@what_next On the account of V1 I just wrote that the concept makes sense even for single-engined aeroplanes. I wrote nothing about it being in the manual. The first part of the definition EASA uses has nothing to do with the number of engines or engine failure. Just for clarification:
‘V1’ means the maximum speed in the take-off at which the pilot must take the first action to stop the aeroplane within the accelerate-stop distance. V1 also means the minimum speed in the take-off, following a failure of the critical engine at VEF, at which the pilot can continue the take-off and achieve the required height above the take-off surface within the take-off distance;
Taken from 965/2012. Please explain to me how that is not true. How the concept of being able to stop in time is not applicable to an aeroplane because it has just one engine.
@RobertL18C What I quoted applies to non-commercial operations of complex aircraft. And complex aircraft is defined as:
‘complex motor-powered aircraft’ shall mean:
(i) an aeroplane:
— with a maximum certificated take-off mass exceeding 5 700 kg, or
— certificated for a maximum passenger seating configuration of more than nineteen, or
— certificated for operation with a minimum crew of at least two pilots, or
— equipped with (a) turbojet engine(s) or more than one turboprop engine, or
(ii) a helicopter certificated:
— for a maximum take-off mass exceeding 3 175 kg, or
— for a maximum passenger seating configuration of more than nine, or
— for operation with a minimum crew of at least two pilots, or
(iii) a tilt rotor aircraft;
Taken from 216/2008. As you can see MEPs are not complex so it doesn’t concern them.

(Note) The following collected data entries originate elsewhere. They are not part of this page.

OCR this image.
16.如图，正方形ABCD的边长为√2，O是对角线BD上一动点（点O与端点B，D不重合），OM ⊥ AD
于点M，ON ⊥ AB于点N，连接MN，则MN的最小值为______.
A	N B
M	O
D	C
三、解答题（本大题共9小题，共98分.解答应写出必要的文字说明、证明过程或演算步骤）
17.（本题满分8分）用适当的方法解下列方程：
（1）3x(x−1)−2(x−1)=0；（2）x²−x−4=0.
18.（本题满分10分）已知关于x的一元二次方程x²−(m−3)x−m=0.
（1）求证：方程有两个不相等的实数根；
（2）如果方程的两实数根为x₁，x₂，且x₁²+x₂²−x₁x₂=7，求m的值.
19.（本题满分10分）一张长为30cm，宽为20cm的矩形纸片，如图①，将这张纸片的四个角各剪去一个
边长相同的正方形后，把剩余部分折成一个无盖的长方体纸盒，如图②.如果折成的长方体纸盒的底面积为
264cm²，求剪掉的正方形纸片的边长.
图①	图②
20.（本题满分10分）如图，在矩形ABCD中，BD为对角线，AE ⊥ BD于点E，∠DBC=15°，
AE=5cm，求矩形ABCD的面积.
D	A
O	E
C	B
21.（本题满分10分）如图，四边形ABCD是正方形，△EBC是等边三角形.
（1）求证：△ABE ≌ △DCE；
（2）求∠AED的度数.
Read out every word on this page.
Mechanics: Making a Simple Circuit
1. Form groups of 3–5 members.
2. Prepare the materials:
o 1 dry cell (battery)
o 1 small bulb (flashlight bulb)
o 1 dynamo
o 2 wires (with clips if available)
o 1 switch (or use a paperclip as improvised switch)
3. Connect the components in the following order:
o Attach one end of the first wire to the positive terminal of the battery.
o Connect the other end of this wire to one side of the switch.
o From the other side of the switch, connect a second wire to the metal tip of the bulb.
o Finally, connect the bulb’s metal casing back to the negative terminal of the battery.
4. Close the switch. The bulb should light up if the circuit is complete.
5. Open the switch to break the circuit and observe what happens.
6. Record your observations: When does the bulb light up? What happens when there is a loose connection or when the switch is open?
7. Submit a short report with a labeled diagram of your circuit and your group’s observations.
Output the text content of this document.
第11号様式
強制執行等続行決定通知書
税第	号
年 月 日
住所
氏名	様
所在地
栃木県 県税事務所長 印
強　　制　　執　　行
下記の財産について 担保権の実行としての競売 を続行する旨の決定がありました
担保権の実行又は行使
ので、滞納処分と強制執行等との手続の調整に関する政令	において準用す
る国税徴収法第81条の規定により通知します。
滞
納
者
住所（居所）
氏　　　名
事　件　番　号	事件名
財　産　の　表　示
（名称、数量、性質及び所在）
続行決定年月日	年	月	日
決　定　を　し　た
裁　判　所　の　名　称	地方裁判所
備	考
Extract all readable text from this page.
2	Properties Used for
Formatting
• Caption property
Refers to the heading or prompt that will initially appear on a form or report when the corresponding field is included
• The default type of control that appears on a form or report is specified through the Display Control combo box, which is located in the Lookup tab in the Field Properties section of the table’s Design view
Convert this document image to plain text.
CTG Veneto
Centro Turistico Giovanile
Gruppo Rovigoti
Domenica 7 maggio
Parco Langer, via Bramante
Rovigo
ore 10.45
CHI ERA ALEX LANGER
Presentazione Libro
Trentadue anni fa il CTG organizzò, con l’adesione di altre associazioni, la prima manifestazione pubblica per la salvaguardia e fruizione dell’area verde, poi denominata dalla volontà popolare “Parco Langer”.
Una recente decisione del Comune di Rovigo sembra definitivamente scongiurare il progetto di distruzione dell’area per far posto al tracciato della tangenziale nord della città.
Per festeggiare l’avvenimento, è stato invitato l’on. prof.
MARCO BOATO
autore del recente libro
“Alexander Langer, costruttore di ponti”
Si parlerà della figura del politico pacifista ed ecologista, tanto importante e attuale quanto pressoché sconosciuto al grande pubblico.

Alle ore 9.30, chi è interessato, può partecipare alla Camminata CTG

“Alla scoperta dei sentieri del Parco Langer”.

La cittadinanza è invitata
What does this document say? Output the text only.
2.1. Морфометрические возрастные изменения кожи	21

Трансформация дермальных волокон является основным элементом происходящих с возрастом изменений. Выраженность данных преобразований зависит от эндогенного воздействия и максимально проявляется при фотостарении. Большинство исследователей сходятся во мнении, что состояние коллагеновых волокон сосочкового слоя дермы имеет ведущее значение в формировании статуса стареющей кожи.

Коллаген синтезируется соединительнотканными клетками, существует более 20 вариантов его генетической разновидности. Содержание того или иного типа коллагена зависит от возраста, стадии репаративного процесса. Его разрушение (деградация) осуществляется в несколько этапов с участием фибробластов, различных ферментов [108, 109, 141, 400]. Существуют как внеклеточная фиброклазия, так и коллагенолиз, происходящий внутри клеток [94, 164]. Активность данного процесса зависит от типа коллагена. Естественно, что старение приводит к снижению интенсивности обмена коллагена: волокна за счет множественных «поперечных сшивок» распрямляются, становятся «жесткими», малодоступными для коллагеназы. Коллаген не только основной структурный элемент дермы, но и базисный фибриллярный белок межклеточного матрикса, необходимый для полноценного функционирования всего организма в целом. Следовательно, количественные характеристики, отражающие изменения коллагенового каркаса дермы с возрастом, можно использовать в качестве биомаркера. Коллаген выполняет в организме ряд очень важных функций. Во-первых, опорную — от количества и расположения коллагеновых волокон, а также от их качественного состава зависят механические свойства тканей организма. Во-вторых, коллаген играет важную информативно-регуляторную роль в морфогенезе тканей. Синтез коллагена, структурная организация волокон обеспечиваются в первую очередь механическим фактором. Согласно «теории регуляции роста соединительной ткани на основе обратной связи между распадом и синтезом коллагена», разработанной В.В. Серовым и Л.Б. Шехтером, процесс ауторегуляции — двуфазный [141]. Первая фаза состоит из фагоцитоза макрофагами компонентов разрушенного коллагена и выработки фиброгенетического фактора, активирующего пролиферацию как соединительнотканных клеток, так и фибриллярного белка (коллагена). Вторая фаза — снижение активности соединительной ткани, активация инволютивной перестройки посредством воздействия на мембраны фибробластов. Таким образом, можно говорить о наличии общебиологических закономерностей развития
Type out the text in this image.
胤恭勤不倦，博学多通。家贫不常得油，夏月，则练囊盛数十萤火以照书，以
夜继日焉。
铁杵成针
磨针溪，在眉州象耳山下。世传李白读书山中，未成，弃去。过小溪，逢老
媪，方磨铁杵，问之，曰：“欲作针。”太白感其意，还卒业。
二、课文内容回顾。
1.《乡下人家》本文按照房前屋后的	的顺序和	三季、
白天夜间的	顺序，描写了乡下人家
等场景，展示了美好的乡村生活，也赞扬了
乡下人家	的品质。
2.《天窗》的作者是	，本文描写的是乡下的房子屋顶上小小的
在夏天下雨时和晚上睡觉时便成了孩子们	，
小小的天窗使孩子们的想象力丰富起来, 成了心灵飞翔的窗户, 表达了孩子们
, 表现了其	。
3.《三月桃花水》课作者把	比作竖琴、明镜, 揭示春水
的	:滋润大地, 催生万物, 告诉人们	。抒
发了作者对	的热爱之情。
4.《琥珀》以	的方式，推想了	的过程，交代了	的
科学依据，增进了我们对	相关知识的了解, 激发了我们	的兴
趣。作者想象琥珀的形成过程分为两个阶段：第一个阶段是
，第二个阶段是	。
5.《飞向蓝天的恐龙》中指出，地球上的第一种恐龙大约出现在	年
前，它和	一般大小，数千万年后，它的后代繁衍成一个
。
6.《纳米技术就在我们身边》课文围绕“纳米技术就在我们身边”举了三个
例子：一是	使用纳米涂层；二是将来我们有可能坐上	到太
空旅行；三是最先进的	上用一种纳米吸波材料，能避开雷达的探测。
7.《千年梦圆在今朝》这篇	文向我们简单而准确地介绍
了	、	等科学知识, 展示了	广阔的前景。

Also a TBM/PC12 is not EASA-Complex… a subtle point which may be useful one day.
I think my confusion stems from V1, or critical engine failure speed, is a Class A concept where if an engine failure occurs above V1 the aircraft continues with the take off. Alternatively at V1 or below, an engine failure results in an abort, and this rejected take off should allow the aircraft to stop in the remaining runway.
Most light twin turbo props are Class B and require to have reached a minimum altitude (usually 200 feet) to continue OEI. A single engine would need divine inspiration to continue.
Presumably Cirrus will need to develop a V1 table, which by definition is below Vr or Vlof, but above Vef, to operate in Europe. Perhaps there is no reason why this speed should not be quite low as it is not a decision speed – failure of your single engine precluding any decision on your next action. Arguably V1 could be set at 5 knots! In any event it would be useful to see a SE V1 table.
The L39 and other vintage single engine turbojets presumably operate under Annex 2?
Obviously there are things short of an engine failure that can lead to a rejected take off. Master warning/master caution. Presumably Cirrus will need procedures for when to continue into the air in the event of a generator failure. I assume with one engine a single generator failure will have the same seriousness as a dual gen failure on a twin turbojet.
Thinking about the type rating traiing, It will, in some ways, be much easier to do than on twin engined jet. No V1 cuts with asymmetric power, no OEI go arounds.
Bird down the engine! Pull CAPS…
I guess that the jet CAPS envelope isn’t known yet but I would imagine it won’t be too useful between liftoff and 500’ – ie the prime bird strike zone. Too fast to stop, but unable to go is a bloody unpleasant place to be! I also wonder given the mass distribution of the engine, how the aircraft would fare in a forced landing.
Josh wrote:
Bird down the engine! Pull CAPS…
Makes the memory items nice and simple.
1. Pull CAPS
Procedure complete
I guess that the jet CAPS envelope isn’t known yet but I would imagine it won’t be too useful between liftoff and 500’ – ie the prime bird strike zone. Too fast to stop, but unable to go is a bloody unpleasant place to be!
If the CAPS system of the jet is like the one in the SR22, then we can expect:
- It will work at 500 ft AGL (lowest SR22 successful CAPS incident was 400 ft AGL)
- the speed will not be a limitation (fastest successful CAPS deployment to date was close to 200 KIAS)
I wonder if the SF50’s engine position will maybe prevent a bird strike directly into the engine at high angles of attack.
I guess you could always the pull the chute to get into a short strip or on an overshoot, à la Lear Jet 
JasonC wrote:
1. Pull CAPS
1. Pull CAPS
2. Brace ! Brace ! Brace !
I guess my concern is that in the non-CAPS part of the envelope, on a piston single your chances of a successful forced landing are fairly high as long as you attempt a landing straight ahead. You are also behind the engine, which is the heaviest bit of the airframe.
In the Cirrus Jet, it is going to be rather heavier than any SEP I imagine and the engine is behind you, with little structure ahead to absorb an impact. Given that EFATOs will happen, I’m not sure how effective the “sell it to your wife” campaign will be.